Each of those inputs can also, or alternatively, be interpreted by the command numerically:

  • nil is interpreted as 1.
  • Symbol - is interpreted as -1.
  • An integer is interpreted as that integer.
  • A list of a power of 4 is interpreted as that power of 4.

Those are the possible numeric prefix arg values. A command can choose to act specially for any of them.

There are multiple ways to input the same raw or numeric prefix arg - those results are not distinguishable by the command. But there are also ways to input different raw or numeric args, and those can be distinguished.

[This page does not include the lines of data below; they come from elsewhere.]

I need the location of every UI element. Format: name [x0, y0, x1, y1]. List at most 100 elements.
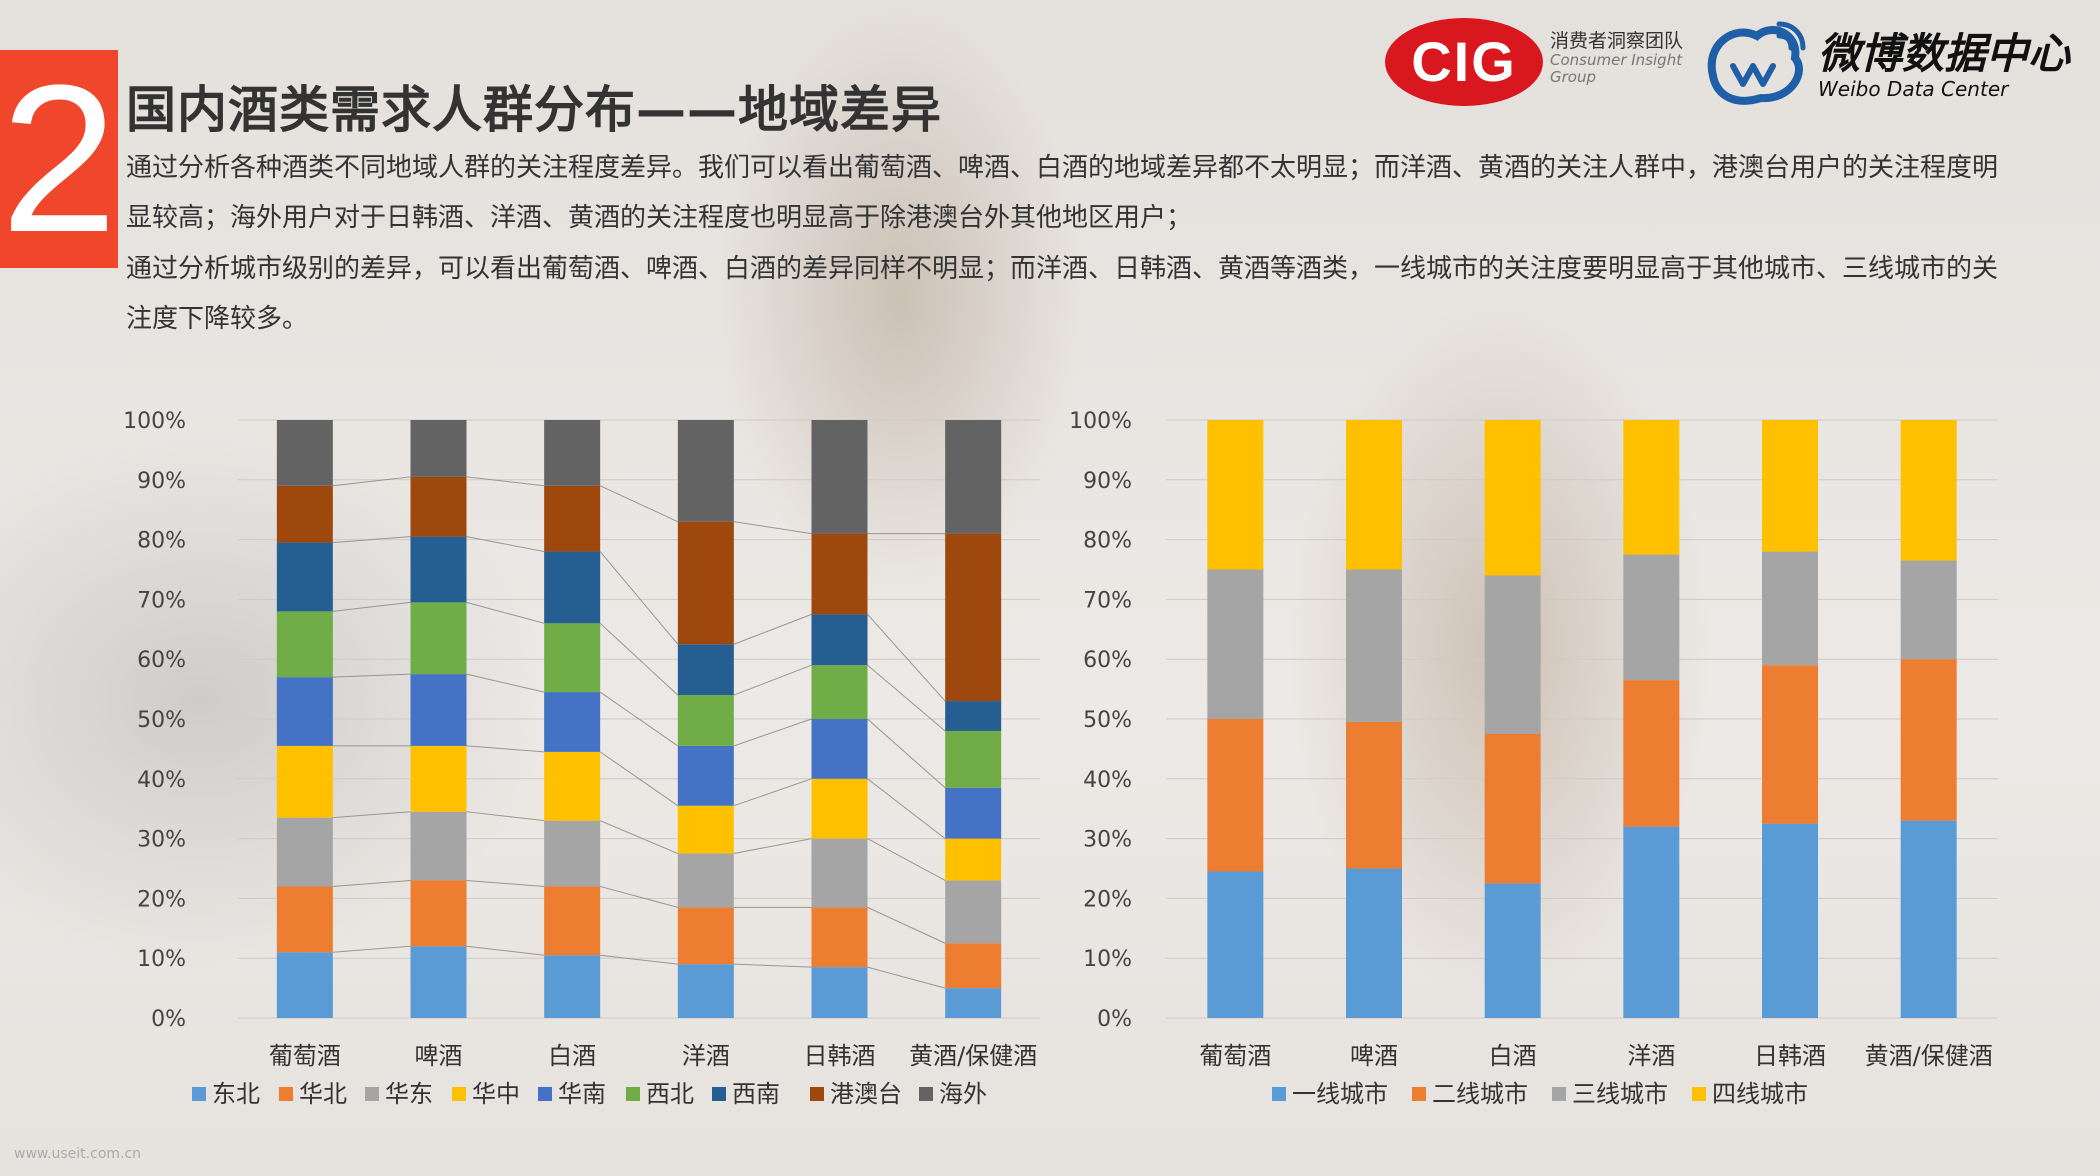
- series-line: [733, 613, 812, 645]
- bar-segment: [1900, 659, 1957, 821]
- bar-segment: [1900, 560, 1957, 660]
- bar-segment: [811, 665, 868, 719]
- bar-segment: [811, 533, 868, 615]
- y-tick-label: 90%: [1083, 469, 1132, 494]
- bar-segment: [1207, 420, 1264, 570]
- bar-segment: [945, 943, 1002, 989]
- watermark: www.useit.com.cn: [14, 1146, 142, 1162]
- legend-label: 四线城市: [1712, 1080, 1808, 1108]
- x-category-label: 黄酒/保健酒: [1865, 1042, 1993, 1070]
- x-category-label: 白酒: [1489, 1042, 1537, 1070]
- legend-swatch: [365, 1087, 379, 1101]
- x-category-label: 日韩酒: [1754, 1042, 1826, 1070]
- y-tick-label: 60%: [137, 648, 186, 673]
- bar-segment: [1346, 721, 1402, 869]
- bar-segment: [945, 420, 1002, 534]
- series-line: [733, 838, 812, 855]
- bar-segment: [1484, 733, 1541, 884]
- bar-segment: [677, 964, 734, 1018]
- legend-label: 港澳台: [830, 1080, 902, 1108]
- y-tick-label: 80%: [1083, 529, 1132, 554]
- section-number: 2: [0, 41, 118, 276]
- bar-segment: [276, 420, 333, 486]
- bar-segment: [1762, 823, 1818, 1018]
- weibo-logo-text: 微博数据中心 Weibo Data Center: [1818, 29, 2071, 101]
- series-line: [600, 885, 678, 908]
- bar-segment: [677, 805, 734, 854]
- bar-segment: [945, 701, 1002, 731]
- legend-swatch: [279, 1087, 293, 1101]
- legend-swatch: [712, 1087, 726, 1101]
- legend-label: 三线城市: [1572, 1080, 1668, 1108]
- bar-segment: [276, 952, 333, 1018]
- series-line: [466, 673, 545, 693]
- bar-segment: [1207, 871, 1264, 1018]
- series-line: [332, 945, 411, 953]
- series-line: [733, 664, 812, 696]
- x-category-label: 啤酒: [415, 1042, 463, 1070]
- bar-segment: [1346, 569, 1402, 722]
- series-line: [867, 718, 946, 789]
- y-tick-label: 70%: [137, 588, 186, 613]
- bar-segment: [811, 420, 868, 534]
- bar-segment: [1484, 883, 1541, 1018]
- x-category-label: 葡萄酒: [1199, 1042, 1271, 1070]
- y-tick-label: 10%: [1083, 947, 1132, 972]
- legend-swatch: [538, 1087, 552, 1101]
- bar-segment: [410, 420, 467, 477]
- series-line: [332, 673, 411, 678]
- series-line: [867, 778, 946, 839]
- series-line: [332, 476, 411, 487]
- cig-logo: CIG: [1385, 18, 1543, 106]
- bar-segment: [677, 521, 734, 645]
- series-line: [733, 521, 812, 535]
- series-line: [733, 718, 812, 747]
- bar-segment: [677, 695, 734, 746]
- y-tick-label: 80%: [137, 529, 186, 554]
- bar-segment: [945, 533, 1002, 702]
- legend-label: 一线城市: [1292, 1080, 1388, 1108]
- series-line: [600, 954, 678, 965]
- series-line: [466, 601, 545, 624]
- bar-segment: [1346, 868, 1402, 1018]
- x-category-label: 啤酒: [1350, 1042, 1398, 1070]
- cig-name-cn: 消费者洞察团队: [1550, 30, 1684, 52]
- bar-segment: [1900, 820, 1957, 1018]
- series-line: [733, 963, 812, 968]
- y-tick-label: 100%: [123, 409, 186, 434]
- legend-swatch: [919, 1087, 933, 1101]
- bar-segment: [945, 838, 1002, 881]
- cig-name-en-line1: Consumer Insight: [1550, 51, 1683, 69]
- legend-label: 华南: [558, 1080, 606, 1108]
- intro-paragraph-1: 通过分析各种酒类不同地域人群的关注程度差异。我们可以看出葡萄酒、啤酒、白酒的地域…: [126, 153, 1999, 233]
- series-line: [599, 820, 679, 855]
- bar-segment: [1207, 569, 1264, 719]
- bar-segment: [677, 907, 734, 965]
- weibo-name-cn: 微博数据中心: [1818, 29, 2071, 78]
- bar-segment: [945, 880, 1002, 944]
- series-line: [867, 664, 946, 732]
- y-tick-label: 70%: [1083, 588, 1132, 613]
- bar-segment: [811, 719, 868, 779]
- bar-segment: [945, 730, 1002, 788]
- bar-segment: [677, 853, 734, 908]
- bar-segment: [544, 751, 601, 821]
- legend-swatch: [1552, 1087, 1566, 1101]
- series-line: [332, 601, 411, 612]
- series-line: [332, 811, 411, 819]
- series-line: [599, 622, 679, 696]
- legend-swatch: [1272, 1087, 1286, 1101]
- legend-swatch: [1412, 1087, 1426, 1101]
- bar-segment: [811, 614, 868, 666]
- x-category-label: 黄酒/保健酒: [909, 1042, 1037, 1070]
- x-category-label: 洋酒: [1627, 1042, 1675, 1070]
- legend-label: 西北: [646, 1080, 694, 1108]
- legend-swatch: [810, 1087, 824, 1101]
- y-tick-label: 0%: [1097, 1007, 1132, 1032]
- y-tick-label: 20%: [137, 887, 186, 912]
- bar-segment: [1207, 719, 1264, 872]
- series-line: [466, 879, 545, 887]
- bar-segment: [811, 838, 868, 908]
- bar-segment: [276, 677, 333, 746]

A command is free to do whatever its designer likes with a given prefix arg. It could choose, for example, to act one way for even numeric input and another for odd numeric input, taking into account the particular number. Likewise, zero, positive, and negative numbers. Similarly, it can do different things, depending on whether you use C-u (producing (4)) or C-u 4 (producing 4).

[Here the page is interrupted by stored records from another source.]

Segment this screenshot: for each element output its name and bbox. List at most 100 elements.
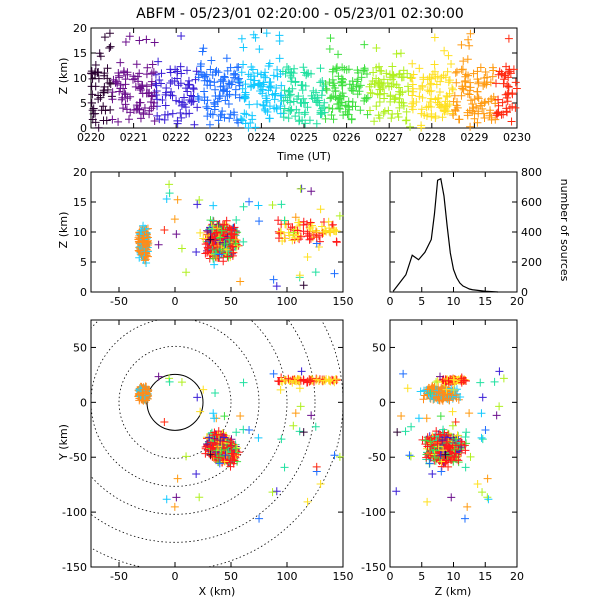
- source-marker: [486, 106, 495, 115]
- y-tick-label: 10: [73, 226, 87, 239]
- source-marker: [407, 74, 416, 83]
- source-marker: [241, 80, 250, 89]
- y-tick-label: 5: [80, 256, 87, 269]
- source-marker: [158, 95, 167, 104]
- source-marker: [415, 64, 424, 73]
- source-marker: [324, 103, 333, 112]
- source-marker: [402, 107, 411, 116]
- source-marker: [166, 68, 175, 77]
- source-marker: [370, 117, 379, 126]
- source-marker: [189, 83, 198, 92]
- source-marker: [468, 99, 477, 108]
- source-marker: [295, 384, 304, 393]
- source-marker: [220, 72, 229, 81]
- source-marker: [239, 202, 248, 211]
- source-marker: [461, 432, 470, 441]
- source-marker: [435, 100, 444, 109]
- source-marker: [483, 493, 492, 502]
- source-marker: [459, 85, 468, 94]
- source-marker: [137, 226, 146, 235]
- source-marker: [277, 435, 286, 444]
- source-marker: [387, 82, 396, 91]
- x-tick-label: 0224: [247, 131, 275, 144]
- x-tick-label: 0227: [375, 131, 403, 144]
- source-marker: [279, 96, 288, 105]
- source-marker: [138, 237, 147, 246]
- source-marker: [301, 119, 310, 128]
- source-marker: [114, 117, 123, 126]
- source-marker: [211, 92, 220, 101]
- x-tick-label: -50: [110, 295, 128, 308]
- source-marker: [389, 71, 398, 80]
- source-marker: [334, 50, 343, 59]
- source-marker: [299, 63, 308, 72]
- source-marker: [327, 93, 336, 102]
- source-marker: [333, 100, 342, 109]
- source-marker: [466, 96, 475, 105]
- x-tick-label: 20: [510, 570, 524, 583]
- source-marker: [205, 120, 214, 129]
- source-marker: [268, 201, 277, 210]
- source-marker: [143, 63, 152, 72]
- source-marker: [177, 113, 186, 122]
- source-marker: [147, 77, 156, 86]
- source-marker: [437, 73, 446, 82]
- source-marker: [504, 82, 513, 91]
- source-marker: [491, 115, 500, 124]
- source-marker: [409, 87, 418, 96]
- source-marker: [188, 97, 197, 106]
- source-marker: [280, 86, 289, 95]
- source-marker: [316, 64, 325, 73]
- source-marker: [211, 389, 220, 398]
- source-marker: [215, 94, 224, 103]
- y-tick-label-right: 600: [521, 196, 542, 209]
- source-marker: [194, 73, 203, 82]
- source-marker: [473, 67, 482, 76]
- source-marker: [387, 114, 396, 123]
- source-marker: [462, 439, 471, 448]
- y-tick-label: -150: [62, 561, 87, 574]
- source-marker: [427, 86, 436, 95]
- source-marker: [121, 37, 130, 46]
- source-marker: [168, 109, 177, 118]
- source-marker: [297, 367, 306, 376]
- source-marker: [477, 409, 486, 418]
- source-marker: [299, 281, 308, 290]
- source-marker: [136, 114, 145, 123]
- source-marker: [270, 95, 279, 104]
- source-marker: [136, 230, 145, 239]
- source-marker: [395, 94, 404, 103]
- source-marker: [460, 77, 469, 86]
- source-marker: [280, 104, 289, 113]
- source-marker: [149, 102, 158, 111]
- source-marker: [121, 90, 130, 99]
- source-marker: [476, 63, 485, 72]
- source-marker: [146, 97, 155, 106]
- x-tick-label: 15: [478, 295, 492, 308]
- source-marker: [170, 77, 179, 86]
- source-marker: [388, 62, 397, 71]
- source-marker: [397, 412, 406, 421]
- source-marker: [345, 80, 354, 89]
- source-marker: [236, 277, 245, 286]
- source-marker: [401, 116, 410, 125]
- source-marker: [244, 123, 253, 132]
- source-marker: [328, 81, 337, 90]
- source-marker: [295, 108, 304, 117]
- source-marker: [202, 102, 211, 111]
- source-marker: [196, 62, 205, 71]
- source-marker: [125, 32, 134, 41]
- x-tick-label: 15: [478, 570, 492, 583]
- source-marker: [193, 393, 202, 402]
- source-marker: [325, 45, 334, 54]
- source-marker: [189, 85, 198, 94]
- source-marker: [433, 72, 442, 81]
- source-marker: [484, 97, 493, 106]
- source-marker: [437, 467, 446, 476]
- source-marker: [353, 77, 362, 86]
- source-marker: [379, 108, 388, 117]
- source-marker: [296, 402, 305, 411]
- source-marker: [460, 514, 469, 523]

There are lots of possibilities. What's important is that the command behavior is clearly documented in its doc string.

See (elisp) Prefix Command Arguments.


I cannot think any use case...

It just makes entering numeric prefix arguments a little easier. For example, with numeric argument of 0, C-k (kill-line) will delete from point to the beginning of line. You can invoke this with C-0 C-k which is easier than typing C-u 0 C-k.

  • Well, I find much more easy to use Shift+HOME and then DEL or Backspace key, which by the way, it works in sooo many Windows & Linux applications...
    – nephewtom
    Commented Jul 28, 2019 at 18:07
  • @nephewtom The point is that some commands do particular things with a numeric argument of zero. kill-line is merely an example.
    – phils
    Commented Jul 28, 2019 at 22:43
  • Yes @phils, may be... But I do not use them and find it useful to bind it to another command. And for a workflow that needs to use many different applications on Windows, it is simply more handy to have similar keybindings between apps.